Internal combustion engine targets based on theoretical limits
Establishing appropriate performance targets presented a fundamental challenge for Red Bull and Ford. As a new power unit manufacturer entering against established rivals Ferrari, Mercedes and Honda, the Milton Keynes operation needed realistic yet ambitious benchmarks.
Rushbrook revealed the methodology: “Based upon the rules that everybody needs to live within you can estimate what is theoretically possible. And that is what you set your ultimate target on. I think everyone would probably estimate the same with their engineers because it’s the same laws of physics that are being used by everybody.”
The theoretical maximum performance becomes the guiding star for all manufacturers. However, the critical variable lies in execution efficiency and how closely each manufacturer approaches that theoretical ceiling. Red Bull chief engineer Paul Monaghan previously acknowledged that logic suggests a small combustion engine deficit compared to manufacturers carrying over knowledge from current-generation power units.
Rushbrook countered that any gap should be minimal: “Because yes, existing engine manufacturers have all those years of experience, but it’s still a bit different again with these rules for 2026. And we’ve got a lot of experienced people that came in from other programs to find it together. So even if we’re a little bit behind with the combustion engine, we don’t think it’s going to be by much, and we’ll make up for it in everything else.”
FIA safety net aims to prevent 2014 repeat
The governing body has implemented the Additional Development and Upgrade Opportunities system to prevent the prolonged dominance witnessed after the 2014 regulation change, when Mercedes established an insurmountable advantage that persisted for years.
Under ADUO, the FIA will assess power unit performance after races 6, 12 and 18 of the 2026 season. Manufacturers trailing the leading combustion engine by 2-4% receive one additional upgrade token, while those more than 4% behind gain two extra development opportunities.
Rushbrook endorsed the concept: “I think where we are now, is good because it is appropriate for the sport, right?
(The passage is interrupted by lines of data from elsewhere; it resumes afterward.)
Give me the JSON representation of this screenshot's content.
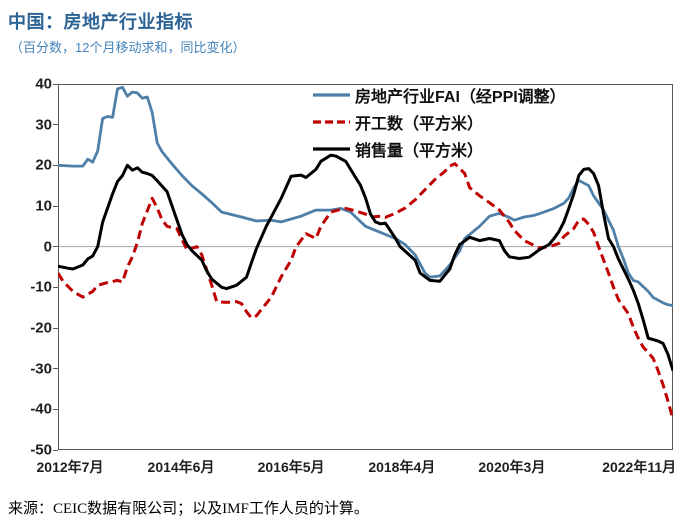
{
  "page": {
    "title": "中国：房地产行业指标",
    "subtitle": "（百分数，12个月移动求和，同比变化）",
    "source": "来源：CEIC数据有限公司；以及IMF工作人员的计算。"
  },
  "chart_data": {
    "type": "line",
    "title": "中国：房地产行业指标",
    "subtitle": "（百分数，12个月移动求和，同比变化）",
    "x_unit": "month index, 0 = 2012年7月 … 124 = 2022年11月",
    "xlim": [
      0,
      124
    ],
    "ylim": [
      -50,
      40
    ],
    "y_ticks": [
      40,
      30,
      20,
      10,
      0,
      -10,
      -20,
      -30,
      -40,
      -50
    ],
    "x_ticks": [
      {
        "label": "2012年7月",
        "pos": 0.0195
      },
      {
        "label": "2014年6月",
        "pos": 0.2
      },
      {
        "label": "2016年5月",
        "pos": 0.379
      },
      {
        "label": "2018年4月",
        "pos": 0.559
      },
      {
        "label": "2020年3月",
        "pos": 0.738
      },
      {
        "label": "2022年11月",
        "pos": 0.945
      }
    ],
    "grid": "horizontal zero line only, full outer border, outward y tick marks",
    "legend_position": "inside plot, top center-right, vertical stack",
    "colors": {
      "fai": "#4E7FA8",
      "starts": "#BF0000",
      "sales": "#000000",
      "border": "#595959",
      "zero_line": "#A6A6A6"
    },
    "series": [
      {
        "id": "fai",
        "name": "房地产行业FAI（经PPI调整）",
        "color": "#4E7FA8",
        "style": "solid",
        "points": [
          [
            0,
            20
          ],
          [
            3,
            19.8
          ],
          [
            5,
            19.8
          ],
          [
            6,
            21.5
          ],
          [
            7,
            20.8
          ],
          [
            8,
            23.5
          ],
          [
            9,
            31.5
          ],
          [
            10,
            32
          ],
          [
            11,
            31.8
          ],
          [
            12,
            38.8
          ],
          [
            13,
            39.2
          ],
          [
            14,
            37
          ],
          [
            15,
            38
          ],
          [
            16,
            37.8
          ],
          [
            17,
            36.5
          ],
          [
            18,
            36.8
          ],
          [
            19,
            33
          ],
          [
            20,
            25.5
          ],
          [
            21,
            23.3
          ],
          [
            23,
            20.3
          ],
          [
            25,
            17.5
          ],
          [
            27,
            15
          ],
          [
            29,
            13
          ],
          [
            31,
            10.8
          ],
          [
            33,
            8.5
          ],
          [
            37,
            7.3
          ],
          [
            40,
            6.3
          ],
          [
            43,
            6.5
          ],
          [
            45,
            6.1
          ],
          [
            49,
            7.5
          ],
          [
            52,
            9
          ],
          [
            55,
            9
          ],
          [
            57,
            9.4
          ],
          [
            59,
            8.5
          ],
          [
            62,
            5
          ],
          [
            65,
            3.5
          ],
          [
            68,
            2
          ],
          [
            70,
            0.5
          ],
          [
            72,
            -2
          ],
          [
            74,
            -6.5
          ],
          [
            75,
            -7.5
          ],
          [
            77,
            -7.2
          ],
          [
            79,
            -4.5
          ],
          [
            81,
            -1
          ],
          [
            82,
            2
          ],
          [
            85,
            5
          ],
          [
            87,
            7.5
          ],
          [
            89,
            8.2
          ],
          [
            91,
            7.2
          ],
          [
            92,
            6.5
          ],
          [
            94,
            7.3
          ],
          [
            96,
            7.7
          ],
          [
            98,
            8.5
          ],
          [
            100,
            9.4
          ],
          [
            102,
            10.7
          ],
          [
            103,
            12
          ],
          [
            104,
            14.5
          ],
          [
            105,
            16.3
          ],
          [
            107,
            15
          ],
          [
            108,
            12.5
          ],
          [
            110,
            9
          ],
          [
            112,
            4
          ],
          [
            113,
            0
          ],
          [
            114,
            -3
          ],
          [
            115,
            -6.5
          ],
          [
            116,
            -8.3
          ],
          [
            117,
            -8.7
          ],
          [
            119,
            -11
          ],
          [
            120,
            -12.5
          ],
          [
            122,
            -13.8
          ],
          [
            123,
            -14.3
          ],
          [
            124,
            -14.5
          ]
        ]
      },
      {
        "id": "starts",
        "name": "开工数（平方米）",
        "color": "#BF0000",
        "style": "dashed",
        "points": [
          [
            0,
            -6.5
          ],
          [
            1,
            -8.5
          ],
          [
            3,
            -11
          ],
          [
            5,
            -12.4
          ],
          [
            7,
            -11
          ],
          [
            8,
            -9.5
          ],
          [
            10,
            -8.8
          ],
          [
            12,
            -8.3
          ],
          [
            13,
            -8.7
          ],
          [
            14,
            -5
          ],
          [
            15,
            -2.5
          ],
          [
            16,
            1
          ],
          [
            17,
            5.7
          ],
          [
            19,
            11.9
          ],
          [
            20,
            9.5
          ],
          [
            21,
            6.5
          ],
          [
            22,
            5
          ],
          [
            24,
            4.4
          ],
          [
            26,
            -0.8
          ],
          [
            28,
            0
          ],
          [
            29,
            -2
          ],
          [
            31,
            -9.5
          ],
          [
            32,
            -13.5
          ],
          [
            34,
            -13.7
          ],
          [
            36,
            -13.5
          ],
          [
            37,
            -14
          ],
          [
            38,
            -16
          ],
          [
            39,
            -17.5
          ],
          [
            40,
            -17
          ],
          [
            43,
            -12.4
          ],
          [
            45,
            -7.4
          ],
          [
            47,
            -3.3
          ],
          [
            48,
            0
          ],
          [
            50,
            3.2
          ],
          [
            52,
            2
          ],
          [
            53,
            5
          ],
          [
            55,
            8.5
          ],
          [
            57,
            9.2
          ],
          [
            58,
            9.4
          ],
          [
            60,
            8.8
          ],
          [
            62,
            8
          ],
          [
            63,
            7.3
          ],
          [
            65,
            7.5
          ],
          [
            66,
            7.2
          ],
          [
            68,
            8.2
          ],
          [
            70,
            9.5
          ],
          [
            72,
            11.5
          ],
          [
            74,
            14
          ],
          [
            76,
            16.5
          ],
          [
            78,
            18.5
          ],
          [
            79,
            19.8
          ],
          [
            80,
            20.4
          ],
          [
            82,
            18
          ],
          [
            83,
            14.5
          ],
          [
            85,
            12.5
          ],
          [
            87,
            10.8
          ],
          [
            89,
            9
          ],
          [
            91,
            6
          ],
          [
            92,
            4
          ],
          [
            94,
            1.5
          ],
          [
            96,
            0.3
          ],
          [
            97,
            -0.3
          ],
          [
            99,
            0
          ],
          [
            101,
            0.8
          ],
          [
            102,
            2.5
          ],
          [
            104,
            4.5
          ],
          [
            105,
            6.5
          ],
          [
            106,
            6.8
          ],
          [
            107,
            5.5
          ],
          [
            108,
            3.5
          ],
          [
            109,
            0
          ],
          [
            111,
            -6.5
          ],
          [
            112,
            -10
          ],
          [
            113,
            -13
          ],
          [
            115,
            -16.5
          ],
          [
            116,
            -19.8
          ],
          [
            117,
            -22.5
          ],
          [
            118,
            -24.7
          ],
          [
            119,
            -26
          ],
          [
            120,
            -27.5
          ],
          [
            121,
            -30.5
          ],
          [
            122,
            -34
          ],
          [
            123,
            -38
          ],
          [
            124,
            -42.5
          ]
        ]
      },
      {
        "id": "sales",
        "name": "销售量（平方米）",
        "color": "#000000",
        "style": "solid",
        "points": [
          [
            0,
            -4.8
          ],
          [
            2,
            -5.3
          ],
          [
            3,
            -5.5
          ],
          [
            5,
            -4.5
          ],
          [
            6,
            -3
          ],
          [
            7,
            -2.3
          ],
          [
            8,
            0
          ],
          [
            9,
            6
          ],
          [
            10,
            9.5
          ],
          [
            11,
            13
          ],
          [
            12,
            16
          ],
          [
            13,
            17.5
          ],
          [
            14,
            20
          ],
          [
            15,
            18.8
          ],
          [
            16,
            19.4
          ],
          [
            17,
            18.3
          ],
          [
            18,
            18
          ],
          [
            19,
            17.5
          ],
          [
            20,
            16.2
          ],
          [
            22,
            13.5
          ],
          [
            24,
            6.5
          ],
          [
            25,
            3
          ],
          [
            26,
            0.5
          ],
          [
            27,
            -1
          ],
          [
            29,
            -3.3
          ],
          [
            30,
            -6
          ],
          [
            31,
            -8
          ],
          [
            33,
            -10
          ],
          [
            34,
            -10.3
          ],
          [
            36,
            -9.5
          ],
          [
            38,
            -7.5
          ],
          [
            39,
            -4
          ],
          [
            40,
            -0.5
          ],
          [
            42,
            5
          ],
          [
            45,
            11.9
          ],
          [
            47,
            17.3
          ],
          [
            49,
            17.6
          ],
          [
            50,
            17
          ],
          [
            52,
            19
          ],
          [
            53,
            21
          ],
          [
            55,
            22.5
          ],
          [
            56,
            22.3
          ],
          [
            58,
            21
          ],
          [
            60,
            17
          ],
          [
            61,
            15.1
          ],
          [
            62,
            12
          ],
          [
            63,
            8
          ],
          [
            64,
            6.1
          ],
          [
            65,
            5.6
          ],
          [
            66,
            5.8
          ],
          [
            68,
            2.1
          ],
          [
            69,
            0
          ],
          [
            72,
            -3.3
          ],
          [
            73,
            -6.5
          ],
          [
            75,
            -8.3
          ],
          [
            77,
            -8.5
          ],
          [
            79,
            -5.5
          ],
          [
            80,
            -2
          ],
          [
            81,
            0.5
          ],
          [
            83,
            2.3
          ],
          [
            85,
            1.5
          ],
          [
            87,
            2
          ],
          [
            89,
            1.5
          ],
          [
            90,
            -1
          ],
          [
            91,
            -2.5
          ],
          [
            93,
            -2.9
          ],
          [
            95,
            -2.6
          ],
          [
            97,
            -0.8
          ],
          [
            99,
            0.5
          ],
          [
            100,
            2
          ],
          [
            101,
            3.7
          ],
          [
            102,
            6.1
          ],
          [
            103,
            9.4
          ],
          [
            104,
            13
          ],
          [
            105,
            17.5
          ],
          [
            106,
            19
          ],
          [
            107,
            19.2
          ],
          [
            108,
            18
          ],
          [
            109,
            15
          ],
          [
            110,
            8
          ],
          [
            111,
            2
          ],
          [
            112,
            0
          ],
          [
            113,
            -3
          ],
          [
            115,
            -8
          ],
          [
            116,
            -10.7
          ],
          [
            117,
            -14
          ],
          [
            118,
            -18
          ],
          [
            119,
            -22.5
          ],
          [
            121,
            -23.2
          ],
          [
            122,
            -23.8
          ],
          [
            123,
            -26.5
          ],
          [
            124,
            -30.5
          ]
        ]
      }
    ]
  }
}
We want everybody to have a chance to be competitive. So, by adding in those changes in the regulations to allow people to catch up, I think it’s the right thing for the sport.”
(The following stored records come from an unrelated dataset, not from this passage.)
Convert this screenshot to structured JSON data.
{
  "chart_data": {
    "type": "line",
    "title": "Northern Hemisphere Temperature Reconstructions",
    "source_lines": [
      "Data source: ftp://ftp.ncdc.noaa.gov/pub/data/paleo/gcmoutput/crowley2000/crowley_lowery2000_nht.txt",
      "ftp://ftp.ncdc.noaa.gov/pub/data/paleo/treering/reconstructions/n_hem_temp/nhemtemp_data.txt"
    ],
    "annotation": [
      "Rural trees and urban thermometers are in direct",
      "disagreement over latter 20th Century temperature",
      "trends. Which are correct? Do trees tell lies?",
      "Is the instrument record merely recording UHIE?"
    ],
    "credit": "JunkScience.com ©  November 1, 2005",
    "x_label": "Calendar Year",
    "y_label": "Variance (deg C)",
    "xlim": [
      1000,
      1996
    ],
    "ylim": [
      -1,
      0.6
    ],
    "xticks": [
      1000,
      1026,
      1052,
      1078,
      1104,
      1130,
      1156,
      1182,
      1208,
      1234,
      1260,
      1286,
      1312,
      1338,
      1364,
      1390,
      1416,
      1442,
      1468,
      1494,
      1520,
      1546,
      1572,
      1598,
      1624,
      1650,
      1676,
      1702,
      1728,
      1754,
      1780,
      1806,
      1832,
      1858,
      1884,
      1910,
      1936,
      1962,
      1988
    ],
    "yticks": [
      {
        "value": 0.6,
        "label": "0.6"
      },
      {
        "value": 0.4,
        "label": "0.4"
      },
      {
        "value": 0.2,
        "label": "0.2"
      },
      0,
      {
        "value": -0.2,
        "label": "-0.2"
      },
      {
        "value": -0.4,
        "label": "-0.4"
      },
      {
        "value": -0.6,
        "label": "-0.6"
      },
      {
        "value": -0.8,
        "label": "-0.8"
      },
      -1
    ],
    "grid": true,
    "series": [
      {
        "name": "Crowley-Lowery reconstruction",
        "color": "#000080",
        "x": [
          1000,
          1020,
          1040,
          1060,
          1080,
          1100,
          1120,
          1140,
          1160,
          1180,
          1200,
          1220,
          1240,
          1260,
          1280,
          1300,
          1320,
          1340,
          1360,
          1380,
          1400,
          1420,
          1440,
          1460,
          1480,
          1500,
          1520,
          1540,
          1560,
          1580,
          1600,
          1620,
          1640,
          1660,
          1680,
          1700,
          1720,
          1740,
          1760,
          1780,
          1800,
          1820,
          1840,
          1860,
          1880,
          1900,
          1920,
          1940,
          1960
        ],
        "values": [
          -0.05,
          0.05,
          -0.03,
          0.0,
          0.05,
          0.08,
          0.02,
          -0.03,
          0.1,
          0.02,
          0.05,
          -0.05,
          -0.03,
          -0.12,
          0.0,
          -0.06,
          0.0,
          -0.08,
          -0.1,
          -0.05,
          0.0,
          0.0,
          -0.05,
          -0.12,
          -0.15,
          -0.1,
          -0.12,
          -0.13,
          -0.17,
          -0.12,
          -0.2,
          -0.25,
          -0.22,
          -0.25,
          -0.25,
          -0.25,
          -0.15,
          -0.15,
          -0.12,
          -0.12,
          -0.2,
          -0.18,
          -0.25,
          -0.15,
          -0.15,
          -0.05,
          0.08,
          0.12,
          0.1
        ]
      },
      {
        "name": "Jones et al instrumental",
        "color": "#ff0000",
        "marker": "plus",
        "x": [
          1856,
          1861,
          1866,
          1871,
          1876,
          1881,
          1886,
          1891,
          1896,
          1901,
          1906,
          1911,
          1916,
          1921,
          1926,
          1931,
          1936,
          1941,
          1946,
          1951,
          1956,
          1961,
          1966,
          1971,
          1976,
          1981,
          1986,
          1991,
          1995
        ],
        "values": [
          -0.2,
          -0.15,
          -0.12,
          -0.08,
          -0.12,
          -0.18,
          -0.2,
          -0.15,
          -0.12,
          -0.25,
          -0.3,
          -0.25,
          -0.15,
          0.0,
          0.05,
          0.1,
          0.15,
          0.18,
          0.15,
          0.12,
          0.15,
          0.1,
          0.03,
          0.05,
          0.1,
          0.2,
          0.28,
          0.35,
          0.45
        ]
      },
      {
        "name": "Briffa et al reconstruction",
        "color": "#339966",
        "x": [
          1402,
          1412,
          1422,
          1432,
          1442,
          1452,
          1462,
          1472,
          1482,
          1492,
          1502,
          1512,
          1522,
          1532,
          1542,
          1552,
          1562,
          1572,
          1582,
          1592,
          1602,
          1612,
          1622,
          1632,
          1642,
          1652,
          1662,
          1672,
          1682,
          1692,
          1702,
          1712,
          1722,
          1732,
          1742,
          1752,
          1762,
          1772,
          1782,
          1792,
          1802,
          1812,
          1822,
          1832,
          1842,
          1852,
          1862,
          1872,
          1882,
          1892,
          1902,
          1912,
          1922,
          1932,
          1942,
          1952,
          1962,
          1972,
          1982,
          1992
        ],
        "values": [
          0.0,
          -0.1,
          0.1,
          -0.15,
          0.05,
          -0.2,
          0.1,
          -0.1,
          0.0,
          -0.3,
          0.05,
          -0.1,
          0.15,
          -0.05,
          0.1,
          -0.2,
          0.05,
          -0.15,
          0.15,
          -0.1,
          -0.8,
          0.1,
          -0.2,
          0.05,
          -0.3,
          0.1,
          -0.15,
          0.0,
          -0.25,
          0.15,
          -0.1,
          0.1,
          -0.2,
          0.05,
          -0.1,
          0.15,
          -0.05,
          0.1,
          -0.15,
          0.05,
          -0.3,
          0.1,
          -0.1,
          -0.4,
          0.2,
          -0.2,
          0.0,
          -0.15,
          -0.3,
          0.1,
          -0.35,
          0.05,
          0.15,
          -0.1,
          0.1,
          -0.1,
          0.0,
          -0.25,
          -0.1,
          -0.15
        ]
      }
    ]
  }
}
Critics have labelled ADUO as Balance of Performance through the back door, but both the FIA and Ford reject that characterisation. Balance of Performance involves artificially equalising different technical architectures, typically in sports car racing where various manufacturers run fundamentally different car designs. The F1 system instead provides catch-up mechanisms for teams working within identical technical regulations who fall behind during development.
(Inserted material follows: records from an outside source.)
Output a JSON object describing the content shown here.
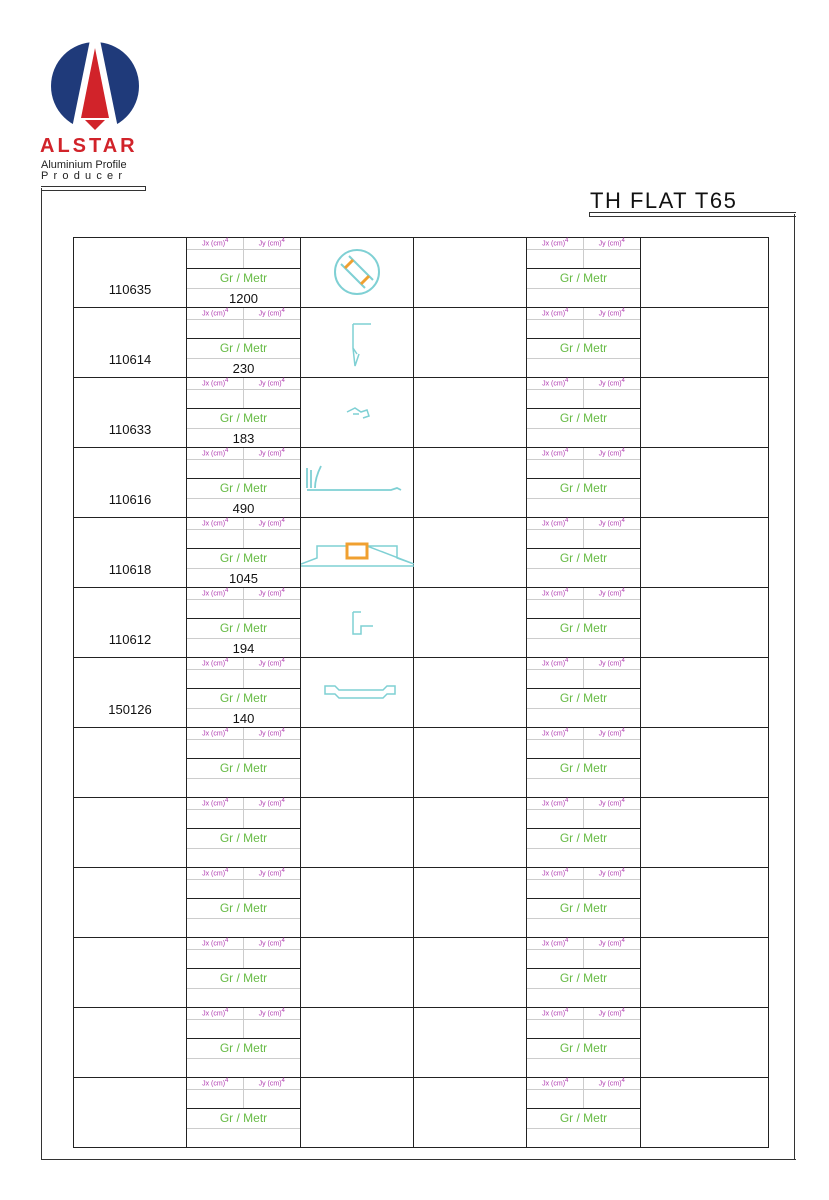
{
  "brand": {
    "name": "ALSTAR",
    "tagline1": "Aluminium Profile",
    "tagline2": "Producer"
  },
  "title": "TH FLAT T65",
  "labels": {
    "jx": "Jx (cm)",
    "jy": "Jy (cm)",
    "exp": "4",
    "gr": "Gr / Metr"
  },
  "colors": {
    "profile": "#7fd0d4",
    "insert": "#f0a030",
    "prop_label": "#b03cb0",
    "gr_label": "#66bb44",
    "brand": "#d1232a",
    "logo_blue": "#1f3a7a"
  },
  "rows": [
    {
      "code": "110635",
      "value": "1200",
      "profile": "round-profile"
    },
    {
      "code": "110614",
      "value": "230",
      "profile": "hook-profile"
    },
    {
      "code": "110633",
      "value": "183",
      "profile": "small-clip-profile"
    },
    {
      "code": "110616",
      "value": "490",
      "profile": "sash-profile"
    },
    {
      "code": "110618",
      "value": "1045",
      "profile": "frame-profile"
    },
    {
      "code": "110612",
      "value": "194",
      "profile": "angle-profile"
    },
    {
      "code": "150126",
      "value": "140",
      "profile": "flat-profile"
    },
    {
      "code": "",
      "value": "",
      "profile": ""
    },
    {
      "code": "",
      "value": "",
      "profile": ""
    },
    {
      "code": "",
      "value": "",
      "profile": ""
    },
    {
      "code": "",
      "value": "",
      "profile": ""
    },
    {
      "code": "",
      "value": "",
      "profile": ""
    },
    {
      "code": "",
      "value": "",
      "profile": ""
    }
  ]
}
What this means for Red Bull’s 2026 campaign
The four-time world champion team faces uncertainty unprecedented in its modern history. After years of championship contention with Renault power and ultimate success with Honda, Red Bull now stakes its competitive future on internally developed technology. The Ford partnership brings expertise and resources, but cannot eliminate the risks inherent in power unit manufacturing.
Wolff’s Mount Everest analogy captures the scale of the challenge, yet Rushbrook maintains the preparation has been optimal given the circumstances. The convergence of personnel from various successful programmes provides a knowledge base that may offset the lack of institutional experience. Whether that proves sufficient remains the defining question as Barcelona winter testing approaches and the 2026 season draws nearer. Cautious optimism pervades the Ford camp, tempered by the recognition that only track performance delivers definitive answers.